Tian'anmen-Platz, kontrolliert.
Foto: jimmy brainless

Unkraut unerwünscht

Mao lächelt uns aus weiter Ferne von den Toren der Verbotenen Stadt zu, und ich drehe ihm den Rücken zu und starre wie gebannt auf einen riesigen Laternenmast mit semi-sowjetischer Plastikprunkästhetik, an dem zwei opulente goldene Lautsprecher hängen – zwei von mehreren Hundert, die sich über die weitläufige Fläche des Platzes erstrecken, an dessen Rändern gerade die Sonne im Nebel versinkt und unsichtbar ist, lange bevor sie den eigentlichen Horizont erreicht.

An drei am oberen Ende der Laterne befestigten Querstreben sitzen neun Überwachungskameras wie ausgestopfte Tauben und richten ihre Blicke starr in alle Himmelsrichtungen. Sie verhalten sich still und friedlich, aber man sollte sie besser nicht zu viel füttern. Abends erstrahlen sie in einem warmen orangen Licht; und ich fürchte mich vor dieser Ästhetik mindestens genauso sehr, wie ich verliebt in sie bin.

Jimmy steht in ein paar Metern Entfernung und beobachtet fasziniert eine Frau auf einer Art Mini-Golf-Kart, die offenbar die Aufgabe hat, mit einer Greifzange mit zwei spitzen Nadeln an den Enden die täglich neu aufkeimenden Gräser an der Wurzel aus den Rillen zwischen den abertausenden Steinplatten zu reißen, bevor die Pflanzen in der Lage dazu sind, Schäden in das Fundament des Platzes zu schlagen. Sie zieht die Nadel durch die Ritze und hebt den entstehenden Mulch mit der Greifzange auf, um ihn in einen Plastiksack fallenzulassen. Dann fährt sie mit ihrem Kart zehn Zentimeter weiter und wiederholt den Handgriff. In ein paar Minuten werden die offenen Ritzen wieder mit Wattebäuschen voller Pollen gefüllt sein, und der Kreislauf beginnt von vorne.

Tian'anmen-Platz, gejätet.
Foto: jimmy brainless

Bier, Tschick und Hitler

Zu Fuß unterwegs sind im Gegensatz dazu Dutzende von Soldaten, die alle paar Sekunden schnurgerade von willkürlichen A-Punkten zu willkürlichen B-Punkten marschieren. Manche stehen auch an den Kreuzungen und manipulieren metallene Sperren, um die Fußgänger über einen Zebrastreifen gehen zu lassen und den Zebrastreifen anschließend wieder abzuriegeln, damit niemand aus den dazwischen fahrenden Autos plötzlich aus seinem Gefährt springen und auf den Platz rennen kann, denn diese wurden im Gegensatz zu den Fußgängern noch nicht auf Ausweis und Tasche kontrolliert.

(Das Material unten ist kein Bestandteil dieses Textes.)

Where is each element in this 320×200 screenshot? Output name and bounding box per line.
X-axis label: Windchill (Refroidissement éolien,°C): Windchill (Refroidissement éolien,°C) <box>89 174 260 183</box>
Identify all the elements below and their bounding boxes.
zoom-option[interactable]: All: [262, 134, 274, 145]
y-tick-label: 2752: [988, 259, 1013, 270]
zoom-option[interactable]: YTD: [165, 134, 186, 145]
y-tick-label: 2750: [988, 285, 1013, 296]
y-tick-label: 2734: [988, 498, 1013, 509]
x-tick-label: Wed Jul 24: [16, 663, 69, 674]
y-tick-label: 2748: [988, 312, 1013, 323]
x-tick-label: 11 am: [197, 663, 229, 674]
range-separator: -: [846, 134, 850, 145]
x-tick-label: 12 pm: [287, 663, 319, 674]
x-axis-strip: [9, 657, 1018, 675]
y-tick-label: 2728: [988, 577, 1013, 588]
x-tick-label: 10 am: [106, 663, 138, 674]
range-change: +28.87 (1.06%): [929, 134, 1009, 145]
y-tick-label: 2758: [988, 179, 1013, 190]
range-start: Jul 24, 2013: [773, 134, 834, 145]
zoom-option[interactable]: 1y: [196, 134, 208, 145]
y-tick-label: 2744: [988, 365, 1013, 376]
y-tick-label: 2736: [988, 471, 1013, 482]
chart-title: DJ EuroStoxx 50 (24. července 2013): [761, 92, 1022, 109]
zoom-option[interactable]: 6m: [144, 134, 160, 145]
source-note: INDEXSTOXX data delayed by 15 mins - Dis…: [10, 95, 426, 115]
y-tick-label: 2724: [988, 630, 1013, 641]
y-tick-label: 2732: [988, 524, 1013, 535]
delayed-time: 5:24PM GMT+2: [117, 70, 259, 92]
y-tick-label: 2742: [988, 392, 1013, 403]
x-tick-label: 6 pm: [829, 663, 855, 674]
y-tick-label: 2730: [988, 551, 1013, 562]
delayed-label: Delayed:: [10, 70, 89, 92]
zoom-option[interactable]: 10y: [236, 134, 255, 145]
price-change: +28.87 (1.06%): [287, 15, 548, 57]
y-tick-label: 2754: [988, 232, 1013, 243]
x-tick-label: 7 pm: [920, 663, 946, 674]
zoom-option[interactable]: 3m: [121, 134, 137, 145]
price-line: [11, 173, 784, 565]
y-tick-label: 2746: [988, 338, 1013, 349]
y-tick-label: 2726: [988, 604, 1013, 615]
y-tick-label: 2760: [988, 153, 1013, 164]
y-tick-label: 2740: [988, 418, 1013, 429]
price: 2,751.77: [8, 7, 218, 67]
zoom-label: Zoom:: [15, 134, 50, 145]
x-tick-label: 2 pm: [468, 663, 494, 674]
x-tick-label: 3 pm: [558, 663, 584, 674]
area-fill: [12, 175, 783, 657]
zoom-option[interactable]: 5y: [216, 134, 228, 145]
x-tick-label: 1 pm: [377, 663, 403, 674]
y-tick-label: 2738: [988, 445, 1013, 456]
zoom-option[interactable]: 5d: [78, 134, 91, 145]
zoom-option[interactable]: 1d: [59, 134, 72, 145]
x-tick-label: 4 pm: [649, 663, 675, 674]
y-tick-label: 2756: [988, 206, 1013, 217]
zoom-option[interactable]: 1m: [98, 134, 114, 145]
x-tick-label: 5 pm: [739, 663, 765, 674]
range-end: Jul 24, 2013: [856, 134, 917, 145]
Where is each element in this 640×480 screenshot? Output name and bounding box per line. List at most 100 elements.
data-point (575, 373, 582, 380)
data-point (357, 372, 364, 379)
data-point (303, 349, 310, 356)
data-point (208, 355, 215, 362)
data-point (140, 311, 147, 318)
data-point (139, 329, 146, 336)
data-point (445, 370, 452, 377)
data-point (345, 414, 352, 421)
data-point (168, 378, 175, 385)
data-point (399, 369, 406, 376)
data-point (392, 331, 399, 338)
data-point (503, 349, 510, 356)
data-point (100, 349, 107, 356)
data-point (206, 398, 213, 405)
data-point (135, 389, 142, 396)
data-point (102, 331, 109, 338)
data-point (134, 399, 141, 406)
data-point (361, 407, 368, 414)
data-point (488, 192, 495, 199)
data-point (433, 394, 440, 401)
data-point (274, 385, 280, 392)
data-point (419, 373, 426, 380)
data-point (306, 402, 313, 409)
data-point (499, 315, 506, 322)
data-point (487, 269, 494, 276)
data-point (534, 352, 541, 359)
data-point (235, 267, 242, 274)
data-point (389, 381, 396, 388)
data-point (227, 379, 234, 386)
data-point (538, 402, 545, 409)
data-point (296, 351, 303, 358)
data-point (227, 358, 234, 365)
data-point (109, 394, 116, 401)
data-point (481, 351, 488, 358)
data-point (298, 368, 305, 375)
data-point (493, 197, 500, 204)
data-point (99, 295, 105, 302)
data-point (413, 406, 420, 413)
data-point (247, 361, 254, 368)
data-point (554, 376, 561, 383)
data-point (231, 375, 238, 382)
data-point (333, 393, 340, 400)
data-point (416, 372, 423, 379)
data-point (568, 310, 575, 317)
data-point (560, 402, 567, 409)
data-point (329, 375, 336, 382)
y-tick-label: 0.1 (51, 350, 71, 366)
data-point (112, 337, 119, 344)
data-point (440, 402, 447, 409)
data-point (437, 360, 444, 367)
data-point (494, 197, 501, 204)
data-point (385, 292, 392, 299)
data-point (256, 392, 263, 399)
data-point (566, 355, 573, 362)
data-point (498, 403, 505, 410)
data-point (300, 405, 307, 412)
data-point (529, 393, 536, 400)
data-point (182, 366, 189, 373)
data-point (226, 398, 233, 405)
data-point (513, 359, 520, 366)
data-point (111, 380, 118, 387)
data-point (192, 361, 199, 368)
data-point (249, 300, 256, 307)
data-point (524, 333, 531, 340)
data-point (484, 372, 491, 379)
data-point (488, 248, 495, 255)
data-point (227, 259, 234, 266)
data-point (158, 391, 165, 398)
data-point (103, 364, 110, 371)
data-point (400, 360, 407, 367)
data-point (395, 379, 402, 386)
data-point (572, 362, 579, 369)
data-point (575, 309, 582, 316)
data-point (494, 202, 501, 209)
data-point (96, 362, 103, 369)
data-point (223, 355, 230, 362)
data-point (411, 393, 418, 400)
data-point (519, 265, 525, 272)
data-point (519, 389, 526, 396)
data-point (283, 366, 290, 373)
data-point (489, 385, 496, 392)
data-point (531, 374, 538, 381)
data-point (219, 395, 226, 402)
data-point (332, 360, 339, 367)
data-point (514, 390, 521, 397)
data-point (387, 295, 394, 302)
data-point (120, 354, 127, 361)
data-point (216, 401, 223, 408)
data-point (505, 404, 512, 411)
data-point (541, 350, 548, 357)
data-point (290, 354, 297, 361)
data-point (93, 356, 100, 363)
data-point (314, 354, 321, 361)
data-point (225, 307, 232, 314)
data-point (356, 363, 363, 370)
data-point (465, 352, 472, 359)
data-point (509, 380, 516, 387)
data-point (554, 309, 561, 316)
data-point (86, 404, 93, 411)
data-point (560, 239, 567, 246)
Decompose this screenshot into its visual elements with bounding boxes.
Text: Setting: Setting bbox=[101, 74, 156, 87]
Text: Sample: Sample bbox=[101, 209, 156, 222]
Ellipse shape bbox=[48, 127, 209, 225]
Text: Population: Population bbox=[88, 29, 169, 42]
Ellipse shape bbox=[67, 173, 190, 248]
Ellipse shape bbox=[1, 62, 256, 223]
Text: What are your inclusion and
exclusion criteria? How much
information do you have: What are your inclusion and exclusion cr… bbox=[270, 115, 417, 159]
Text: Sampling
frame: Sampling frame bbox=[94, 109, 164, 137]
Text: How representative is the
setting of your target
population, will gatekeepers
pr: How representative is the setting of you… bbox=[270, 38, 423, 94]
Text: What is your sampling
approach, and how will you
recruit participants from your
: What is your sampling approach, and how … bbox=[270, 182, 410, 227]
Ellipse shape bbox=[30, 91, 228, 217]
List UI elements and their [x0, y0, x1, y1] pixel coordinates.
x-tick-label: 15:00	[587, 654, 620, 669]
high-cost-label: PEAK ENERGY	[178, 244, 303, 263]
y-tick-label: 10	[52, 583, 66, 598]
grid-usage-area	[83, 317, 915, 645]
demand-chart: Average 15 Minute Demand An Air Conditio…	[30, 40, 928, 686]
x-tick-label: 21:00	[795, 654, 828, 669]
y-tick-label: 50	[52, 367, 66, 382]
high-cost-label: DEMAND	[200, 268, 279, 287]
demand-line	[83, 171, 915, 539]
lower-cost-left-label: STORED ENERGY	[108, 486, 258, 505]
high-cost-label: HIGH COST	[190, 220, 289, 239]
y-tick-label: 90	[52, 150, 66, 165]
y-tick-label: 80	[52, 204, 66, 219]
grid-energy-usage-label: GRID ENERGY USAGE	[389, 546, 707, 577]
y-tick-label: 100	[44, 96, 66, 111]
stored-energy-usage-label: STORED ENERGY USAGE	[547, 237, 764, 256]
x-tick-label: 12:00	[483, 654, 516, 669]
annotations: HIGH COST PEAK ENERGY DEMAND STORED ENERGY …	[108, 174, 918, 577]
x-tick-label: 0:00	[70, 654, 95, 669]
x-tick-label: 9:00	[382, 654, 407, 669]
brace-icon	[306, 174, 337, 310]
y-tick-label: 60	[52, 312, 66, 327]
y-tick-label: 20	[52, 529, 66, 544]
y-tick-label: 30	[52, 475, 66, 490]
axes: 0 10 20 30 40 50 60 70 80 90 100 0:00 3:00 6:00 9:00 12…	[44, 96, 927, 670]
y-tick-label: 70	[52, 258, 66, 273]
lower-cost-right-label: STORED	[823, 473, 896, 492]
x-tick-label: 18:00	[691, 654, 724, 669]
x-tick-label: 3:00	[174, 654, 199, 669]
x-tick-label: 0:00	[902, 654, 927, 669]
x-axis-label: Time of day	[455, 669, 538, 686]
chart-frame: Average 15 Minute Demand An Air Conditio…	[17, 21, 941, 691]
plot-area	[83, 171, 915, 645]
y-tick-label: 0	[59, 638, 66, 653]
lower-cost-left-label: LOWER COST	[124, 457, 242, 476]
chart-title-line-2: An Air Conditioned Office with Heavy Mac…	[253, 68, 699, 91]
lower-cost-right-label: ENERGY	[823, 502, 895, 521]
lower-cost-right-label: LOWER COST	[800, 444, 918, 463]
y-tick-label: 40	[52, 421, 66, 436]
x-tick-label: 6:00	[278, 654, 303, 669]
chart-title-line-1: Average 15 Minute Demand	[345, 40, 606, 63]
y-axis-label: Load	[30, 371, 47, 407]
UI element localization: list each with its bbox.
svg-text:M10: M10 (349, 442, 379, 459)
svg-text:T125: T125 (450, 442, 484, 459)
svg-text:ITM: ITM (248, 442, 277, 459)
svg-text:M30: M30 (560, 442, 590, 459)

In dem Moment wird mir klar, dass ich seit mehreren Tagen eine Dose Budweiser mit mir herumtrage, die ich beim Umsteigen am Flughafen Warschau gekauft habe und die nun seit mindestens 72 Stunden sonnengewärmt und langstreckengeschüttelt in meiner Tasche vor sich hin gärt. Jetzt natürlich die Zwickmühle: Wenn ich die Dose öffne, um das Bier zu trinken, könnte sie explodieren. Wenn ich sie nicht öffne und das Bier einfach weitergärt, könnte sie auch explodieren. Wenn ich sie einfach in einen Mistkübel schmeiße und sie anschließend dort explodiert, fliegt bestimmt einer der Kameravögel davon, um mich zu verpetzen. Daher tue ich, was jeder kluge Österreicher tun würde, und lasse das Bier einfach in meiner Tasche und vertraue darauf, dass sich das Problem von alleine löst.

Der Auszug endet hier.